Reduces rehydration. To control rehydration, Komprise allows to set policies when an archived file can be rehydrated back onto the primary server. You can limit rehydration upon first file access, or when a file is accessed a set number of times within a set time period. When a file is accessed for the first time, KCFS caches it thereby ensuring fast access on all subsequent access.
Recalls files in bulk. Komprise lets you recall files in bulk, if required. For instance, say you have setup a policy to archive all data not accessed in a year, but you had a chip design project that was completed 3 years ago. Most likely all the project files have been archived, but if you’re about to develop the next version of the chip, it’s more efficient to simply recall all those files in bulk.
Click to enlarge
Summary
Archiving takes many forms, many of which can cause different types of disruption to organizations. Some solutions claim the ability to transparently archive but are unable to reduce backup footprint and make it nearly impossible to switch primary vendors thus eroding savings and imposing vendor lock-in.
Archiving can be categorized into 3 categories.
Traditional archiving creates significant disruption to user access, requires manual approvals and archives only in batches, eliminating a substantial amount of cold data to be archived and cost savings to be realized.
Proprietary transparent archiving is the method behind HSM, which is cumbersome and includes brittle and unreliable stubs and agents. Storage vendors provide archiving with tiering software, which eliminates stubs but can impact performance and imposes vendor lock-in. It also drastically reduces the cost savings afforded by transparent archiving because it fails to reduce the backup and DR footprint.
Standards-based transparent archiving is the only true transparent archiving method that eliminates all disruption and delivers maximum archiving savings.
Komprise Intelligent Data Management uses a patented Transparent Move Technology that offers standards based transparent archiving and provides maximum savings.

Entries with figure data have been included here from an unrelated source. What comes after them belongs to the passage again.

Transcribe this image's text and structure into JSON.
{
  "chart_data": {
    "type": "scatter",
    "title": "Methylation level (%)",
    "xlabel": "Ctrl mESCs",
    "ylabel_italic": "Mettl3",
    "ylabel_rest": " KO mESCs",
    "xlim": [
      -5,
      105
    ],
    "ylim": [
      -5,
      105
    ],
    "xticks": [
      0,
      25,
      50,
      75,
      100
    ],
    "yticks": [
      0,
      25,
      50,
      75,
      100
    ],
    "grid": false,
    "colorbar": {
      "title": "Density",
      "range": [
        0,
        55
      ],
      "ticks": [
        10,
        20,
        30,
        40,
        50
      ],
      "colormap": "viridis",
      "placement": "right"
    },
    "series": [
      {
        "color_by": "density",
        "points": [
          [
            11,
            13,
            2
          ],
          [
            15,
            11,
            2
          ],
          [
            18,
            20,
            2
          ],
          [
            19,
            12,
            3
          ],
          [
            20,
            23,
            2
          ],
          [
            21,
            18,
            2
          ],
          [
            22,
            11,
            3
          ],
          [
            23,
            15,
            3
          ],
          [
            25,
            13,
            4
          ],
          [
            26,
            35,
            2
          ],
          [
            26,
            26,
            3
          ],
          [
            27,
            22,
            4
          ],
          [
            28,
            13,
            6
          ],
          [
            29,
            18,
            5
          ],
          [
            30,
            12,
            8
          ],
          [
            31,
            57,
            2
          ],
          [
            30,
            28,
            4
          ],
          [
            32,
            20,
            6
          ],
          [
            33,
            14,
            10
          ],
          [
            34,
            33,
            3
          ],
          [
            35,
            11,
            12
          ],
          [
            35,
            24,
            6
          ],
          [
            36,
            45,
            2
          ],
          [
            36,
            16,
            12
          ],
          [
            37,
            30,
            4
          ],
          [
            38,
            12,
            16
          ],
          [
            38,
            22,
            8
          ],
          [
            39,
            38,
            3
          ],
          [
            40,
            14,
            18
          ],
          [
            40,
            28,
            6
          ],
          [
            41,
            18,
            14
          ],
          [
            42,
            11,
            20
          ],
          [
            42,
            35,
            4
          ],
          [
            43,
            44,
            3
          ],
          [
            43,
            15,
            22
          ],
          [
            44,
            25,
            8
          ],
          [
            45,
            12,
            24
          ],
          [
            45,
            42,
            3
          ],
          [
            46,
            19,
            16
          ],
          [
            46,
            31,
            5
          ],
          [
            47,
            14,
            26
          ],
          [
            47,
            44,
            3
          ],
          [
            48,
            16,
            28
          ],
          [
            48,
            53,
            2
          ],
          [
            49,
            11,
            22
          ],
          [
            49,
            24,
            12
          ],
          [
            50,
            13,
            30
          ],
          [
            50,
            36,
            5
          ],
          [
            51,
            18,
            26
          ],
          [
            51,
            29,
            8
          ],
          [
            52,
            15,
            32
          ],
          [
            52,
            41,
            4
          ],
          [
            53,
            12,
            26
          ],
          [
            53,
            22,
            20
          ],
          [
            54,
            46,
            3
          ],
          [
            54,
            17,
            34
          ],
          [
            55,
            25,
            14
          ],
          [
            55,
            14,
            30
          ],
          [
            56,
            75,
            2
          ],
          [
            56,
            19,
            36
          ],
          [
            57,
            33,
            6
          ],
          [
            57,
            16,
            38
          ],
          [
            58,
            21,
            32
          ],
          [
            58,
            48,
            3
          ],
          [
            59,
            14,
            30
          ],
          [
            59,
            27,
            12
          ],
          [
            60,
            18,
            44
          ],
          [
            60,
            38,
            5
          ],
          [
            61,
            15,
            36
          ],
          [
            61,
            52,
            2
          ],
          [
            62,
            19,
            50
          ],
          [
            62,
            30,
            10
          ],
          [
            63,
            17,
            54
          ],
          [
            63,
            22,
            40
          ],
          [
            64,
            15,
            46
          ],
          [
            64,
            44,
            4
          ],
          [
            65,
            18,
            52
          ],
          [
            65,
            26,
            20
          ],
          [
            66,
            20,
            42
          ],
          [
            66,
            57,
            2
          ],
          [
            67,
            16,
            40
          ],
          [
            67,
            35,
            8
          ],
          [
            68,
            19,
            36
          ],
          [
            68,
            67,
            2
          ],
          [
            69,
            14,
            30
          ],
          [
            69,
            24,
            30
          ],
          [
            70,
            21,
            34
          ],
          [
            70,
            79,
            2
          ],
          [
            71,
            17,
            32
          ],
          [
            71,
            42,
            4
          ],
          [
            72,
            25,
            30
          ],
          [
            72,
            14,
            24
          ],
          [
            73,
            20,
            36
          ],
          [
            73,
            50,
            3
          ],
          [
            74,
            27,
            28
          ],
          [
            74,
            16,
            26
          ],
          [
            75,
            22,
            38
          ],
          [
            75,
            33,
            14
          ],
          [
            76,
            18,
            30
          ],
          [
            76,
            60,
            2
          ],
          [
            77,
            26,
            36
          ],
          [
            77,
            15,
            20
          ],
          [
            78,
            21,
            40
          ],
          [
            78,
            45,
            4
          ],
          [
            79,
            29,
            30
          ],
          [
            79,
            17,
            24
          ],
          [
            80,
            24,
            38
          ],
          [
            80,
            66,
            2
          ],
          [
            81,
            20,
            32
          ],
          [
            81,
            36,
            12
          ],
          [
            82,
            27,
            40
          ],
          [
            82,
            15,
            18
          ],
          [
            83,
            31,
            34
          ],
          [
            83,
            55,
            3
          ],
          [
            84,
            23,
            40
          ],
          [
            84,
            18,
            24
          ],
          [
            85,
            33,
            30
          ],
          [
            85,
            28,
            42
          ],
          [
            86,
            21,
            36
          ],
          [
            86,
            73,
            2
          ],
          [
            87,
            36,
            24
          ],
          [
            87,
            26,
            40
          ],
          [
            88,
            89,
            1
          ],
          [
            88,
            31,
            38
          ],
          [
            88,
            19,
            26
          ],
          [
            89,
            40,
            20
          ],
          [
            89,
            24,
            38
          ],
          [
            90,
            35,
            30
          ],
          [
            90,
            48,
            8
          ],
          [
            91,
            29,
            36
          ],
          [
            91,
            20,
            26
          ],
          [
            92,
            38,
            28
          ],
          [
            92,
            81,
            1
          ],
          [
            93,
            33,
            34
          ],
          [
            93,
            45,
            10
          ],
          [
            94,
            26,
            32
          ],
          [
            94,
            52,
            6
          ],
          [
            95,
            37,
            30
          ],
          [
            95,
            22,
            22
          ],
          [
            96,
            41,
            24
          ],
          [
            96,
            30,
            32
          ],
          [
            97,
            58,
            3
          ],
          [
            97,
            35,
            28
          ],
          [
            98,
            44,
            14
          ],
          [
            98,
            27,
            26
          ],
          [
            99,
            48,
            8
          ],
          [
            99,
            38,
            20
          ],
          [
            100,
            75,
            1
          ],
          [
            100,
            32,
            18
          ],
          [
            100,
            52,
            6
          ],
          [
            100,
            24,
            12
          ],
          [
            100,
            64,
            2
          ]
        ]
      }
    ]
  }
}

It archives data without disruption to users or getting in front of hot data-all without using stubs or agents or creating vendor lock-in.
Komprise provides a systemic, automated approach to archiving. It can be run across file servers in data center to continuously remove cold data from your primary storage, saving primary storage and storage and licensing costs for backup and mirroring for ongoing maximum savings.
With the pressure to save costs amidst soaring unstructured data growth, companies are turning to Komprise Intelligent Data Management to achieve savings without any disruption to their organization.